Rates on 2 million mortgages are scheduled to rise by the end of 2008. If yours is one of them, consider refinancing now -- if you can.

Falling home values are eroding people's equity rapidly enough that some who can refinance today might not be able to do so in a year, notes mortgage expert Dick Lepre. Even those who have plenty of equity now may face more limited options and higher costs in a few months.

That's because much of the refinance math lenders do depends on how much equity you have in your home:

  • If your mortgage and other home loans equal 80% or less of your home's worth, you'll typically have the most choices and be offered the best rates, contingent on your credit scores.

  • As your equity shrinks, though, rates tend to get higher and terms get stricter, said Lepre, a California loan officer who writes a weekly newsletter on the mortgage business. Every time you slip over an equity benchmark -- 85%, 90% and 95% -- rates tick up and your options decrease.

  • Once you owe more on your house than it's worth, your alternatives pretty much decline to none, at least in today's mortgage market. Lenders who were once eager to make 100% or more loan-to-value mortgages have either gone out of business or turned away from these high-risk loans.

Risk is in waiting, not acting

What a difference a few months makes. In the recent past, the only folks who had to worry about not having enough equity to refinance were those who had already gobbled it up with home-equity borrowing. Even that was a temporary situation, as ever-rising home values continued to supply more equity.

Now that home prices are dropping in many areas, the easy equity gains have turned into equity erosion. Someone with a $200,000 mortgage would have an 80% loan-to-value on a home worth $250,000, but if that home drops 10% in value, to $225,000, the same loan now represents 89% of the home's worth.

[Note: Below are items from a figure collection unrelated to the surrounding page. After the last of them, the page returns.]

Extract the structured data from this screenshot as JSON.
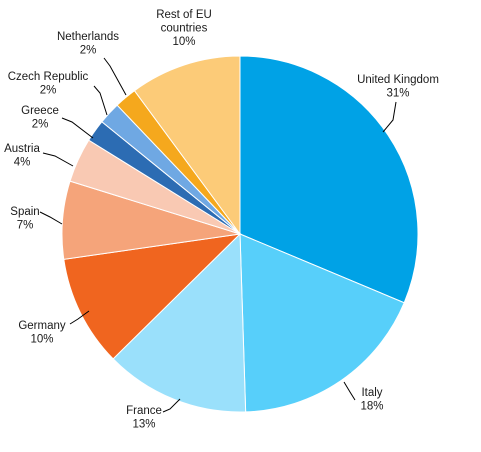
{
  "chart_data": {
    "type": "pie",
    "unit": "%",
    "slices": [
      {
        "label": "United Kingdom",
        "value": 31,
        "value_label": "31%",
        "color": "#00a2e6"
      },
      {
        "label": "Italy",
        "value": 18,
        "value_label": "18%",
        "color": "#57cffa"
      },
      {
        "label": "France",
        "value": 13,
        "value_label": "13%",
        "color": "#9ae0fb"
      },
      {
        "label": "Germany",
        "value": 10,
        "value_label": "10%",
        "color": "#f0651f"
      },
      {
        "label": "Spain",
        "value": 7,
        "value_label": "7%",
        "color": "#f5a47a"
      },
      {
        "label": "Austria",
        "value": 4,
        "value_label": "4%",
        "color": "#f9c9b3"
      },
      {
        "label": "Greece",
        "value": 2,
        "value_label": "2%",
        "color": "#2c6cb3"
      },
      {
        "label": "Czech Republic",
        "value": 2,
        "value_label": "2%",
        "color": "#6fa8e3"
      },
      {
        "label": "Netherlands",
        "value": 2,
        "value_label": "2%",
        "color": "#f5a81d"
      },
      {
        "label": "Rest of EU countries",
        "label_lines": [
          "Rest of EU",
          "countries"
        ],
        "value": 10,
        "value_label": "10%",
        "color": "#fccb78"
      }
    ]
  }
}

Another glitch: Appraisers are getting more conservative, in response to pressure from lenders. If an appraiser decides your home is worth $220,000 instead of $225,000, you've risen above the 90% loan-to-value mark and will find your refinancing options further reduced.

Lepre worries that many folks who should be refinancing are sitting on the sidelines, hoping for lower rates. That might be a gamble worth taking if real-estate values are still strong in your area and the supply of unsold homes isn't building. If prices have already tumbled or there's more than a six-month supply of homes on the market, though, he'd opt for refinancing now.